A new meta-analysis of 21 case-control studies has identified a wide range of risk factors that increase the chance of developing an abdominal infection after colorectal cancer surgery. The analysis compared patients who developed a postoperative abdominal infection with those who did not. Factors linked to a higher risk include diabetes, hypertension, heart disease, low protein levels, certain tumor stages and locations, longer surgery times (over 150 minutes), extended hospital stays (30 days or more), prolonged use of drainage tubes (over 10 days), low albumin or hemoglobin levels, larger incisions (over 15 cm), greater blood loss (over 300 mL), laparoscopic surgery, postoperative fistula, preoperative bowel obstruction, anemia, anastomotic fistula, combined organ removal, higher ASA scores, blood transfusions, and repeat operations. All these factors showed a statistically significant difference between the infection and non-infection groups (P <.05).
It is important to note that this was a meta-analysis of case-control studies, which can show associations but cannot prove that these factors directly cause infections. The researchers did not report effect sizes or absolute numbers, so we cannot say how much each factor increases the risk. No information on funding or conflicts of interest was provided.

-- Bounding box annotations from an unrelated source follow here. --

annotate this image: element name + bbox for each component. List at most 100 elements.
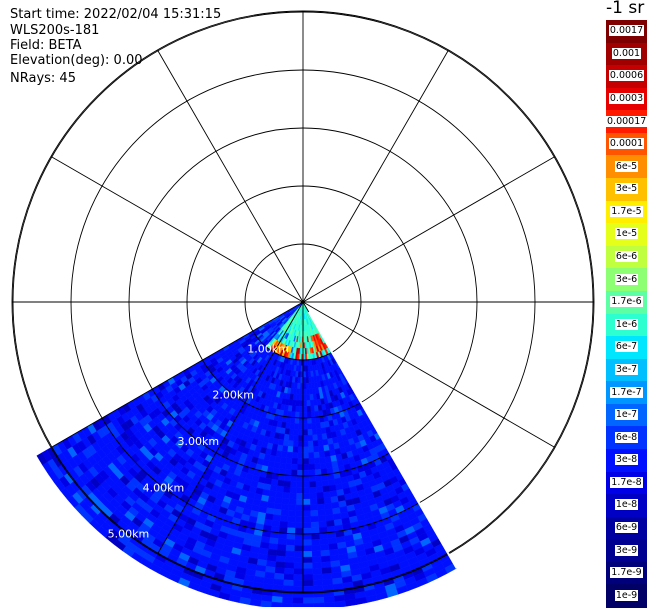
range-gate-cell: [284, 481, 291, 487]
colorbar-tick-label: 0.0006: [606, 70, 647, 82]
range-gate-cell: [306, 383, 309, 389]
range-gate-cell: [307, 412, 311, 418]
range-gate-cell: [296, 493, 303, 499]
range-gate-cell: [275, 497, 283, 504]
range-gate-cell: [303, 418, 307, 424]
range-gate-cell: [309, 389, 313, 395]
colorbar-tick-label: 0.00017: [606, 116, 647, 128]
range-gate-cell: [303, 528, 311, 534]
range-gate-cell: [297, 464, 303, 470]
range-gate-cell: [295, 534, 303, 540]
range-gate-cell: [286, 533, 294, 539]
range-gate-cell: [311, 412, 315, 418]
range-ring-label: 4.00km: [143, 481, 185, 494]
azimuth-spoke: [353, 157, 555, 274]
colorbar-tick-label: 1e-9: [606, 590, 647, 602]
range-gate-cell: [312, 429, 317, 435]
range-gate-cell: [318, 510, 326, 516]
range-gate-cell: [303, 522, 311, 528]
range-gate-cell: [320, 539, 329, 546]
range-gate-cell: [303, 551, 312, 557]
range-gate-cell: [312, 551, 321, 557]
range-gate-cell: [294, 563, 303, 569]
range-gate-cell: [324, 451, 330, 458]
range-gate-cell: [303, 586, 313, 592]
range-gate-cell: [290, 481, 297, 487]
range-gate-cell: [286, 539, 295, 545]
colorbar-tick-label: 0.0017: [606, 25, 647, 37]
range-gate-cell: [281, 451, 287, 457]
range-gate-cell: [281, 504, 289, 510]
colorbar-tick-label: 1.7e-5: [606, 206, 647, 218]
colorbar-tick-label: 3e-9: [606, 545, 647, 557]
range-gate-cell: [320, 550, 329, 557]
range-gate-cell: [321, 556, 330, 563]
range-gate-cell: [318, 521, 326, 527]
range-gate-cell: [293, 569, 303, 575]
range-gate-cell: [305, 371, 308, 377]
range-gate-cell: [303, 424, 307, 430]
azimuth-spoke: [158, 50, 275, 252]
range-gate-cell: [316, 481, 323, 487]
range-gate-cell: [295, 406, 299, 412]
range-gate-cell: [297, 476, 303, 482]
range-gate-cell: [307, 429, 312, 435]
range-gate-cell: [303, 499, 310, 505]
range-gate-cell: [319, 457, 325, 463]
range-gate-cell: [309, 481, 316, 487]
colorbar-tick-label: 0.0003: [606, 93, 647, 105]
range-gate-cell: [303, 511, 310, 517]
range-gate-cell: [296, 499, 303, 505]
range-gate-cell: [296, 511, 303, 517]
range-gate-cell: [303, 598, 314, 604]
range-gate-cell: [278, 539, 287, 546]
range-gate-cell: [298, 447, 303, 453]
range-ring-label: 2.00km: [212, 389, 254, 402]
colorbar-tick-label: 1.7e-6: [606, 296, 647, 308]
range-gate-cell: [321, 562, 331, 569]
range-gate-cell: [303, 401, 307, 407]
azimuth-spoke-inner: [253, 273, 303, 302]
range-gate-cell: [303, 441, 308, 447]
range-gate-cell: [316, 492, 323, 498]
range-gate-cell: [285, 557, 294, 563]
range-gate-cell: [313, 586, 323, 592]
range-gate-cell: [289, 499, 296, 505]
range-gate-cell: [303, 569, 313, 575]
range-gate-cell: [309, 487, 316, 493]
range-gate-cell: [299, 418, 303, 424]
range-gate-cell: [296, 400, 300, 406]
colorbar-tick-label: 6e-9: [606, 522, 647, 534]
range-gate-cell: [277, 544, 286, 551]
range-gate-cell: [292, 458, 298, 464]
range-gate-cell: [283, 586, 293, 592]
range-gate-cell: [317, 504, 325, 510]
range-gate-cell: [293, 441, 298, 447]
range-gate-cell: [284, 568, 294, 574]
range-gate-cell: [297, 482, 303, 488]
range-gate-cell: [311, 528, 319, 534]
range-gate-cell: [308, 452, 314, 458]
range-gate-cell: [295, 516, 303, 522]
range-gate-cell: [311, 417, 316, 423]
range-gate-cell: [303, 447, 308, 453]
range-gate-cell: [283, 487, 290, 493]
range-gate-cell: [282, 498, 289, 504]
range-gate-cell: [298, 453, 303, 459]
azimuth-spoke-inner: [274, 252, 303, 302]
range-gate-cell: [312, 562, 322, 568]
range-gate-cell: [276, 492, 283, 499]
range-gate-cell: [324, 602, 335, 607]
range-gate-cell: [284, 562, 294, 568]
range-gate-cell: [290, 423, 295, 429]
range-gate-cell: [290, 476, 296, 482]
colorbar-tick-label: 0.0001: [606, 138, 647, 150]
range-gate-cell: [322, 573, 332, 580]
range-gate-cell: [307, 424, 312, 430]
range-gate-cell: [295, 540, 304, 546]
range-gate-cell: [317, 498, 324, 504]
range-gate-cell: [294, 429, 299, 435]
range-gate-cell: [291, 470, 297, 476]
range-gate-cell: [310, 493, 317, 499]
colorbar-tick-label: 1.7e-7: [606, 387, 647, 399]
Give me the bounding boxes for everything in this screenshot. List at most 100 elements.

For patients preparing for colorectal cancer surgery, these findings highlight the importance of managing chronic conditions like diabetes and hypertension, and optimizing nutritional status before surgery. However, individual risk depends on many factors, and patients should discuss their specific situation with their healthcare team. The study's main value is in helping hospitals identify patients who may need extra monitoring to prevent infections.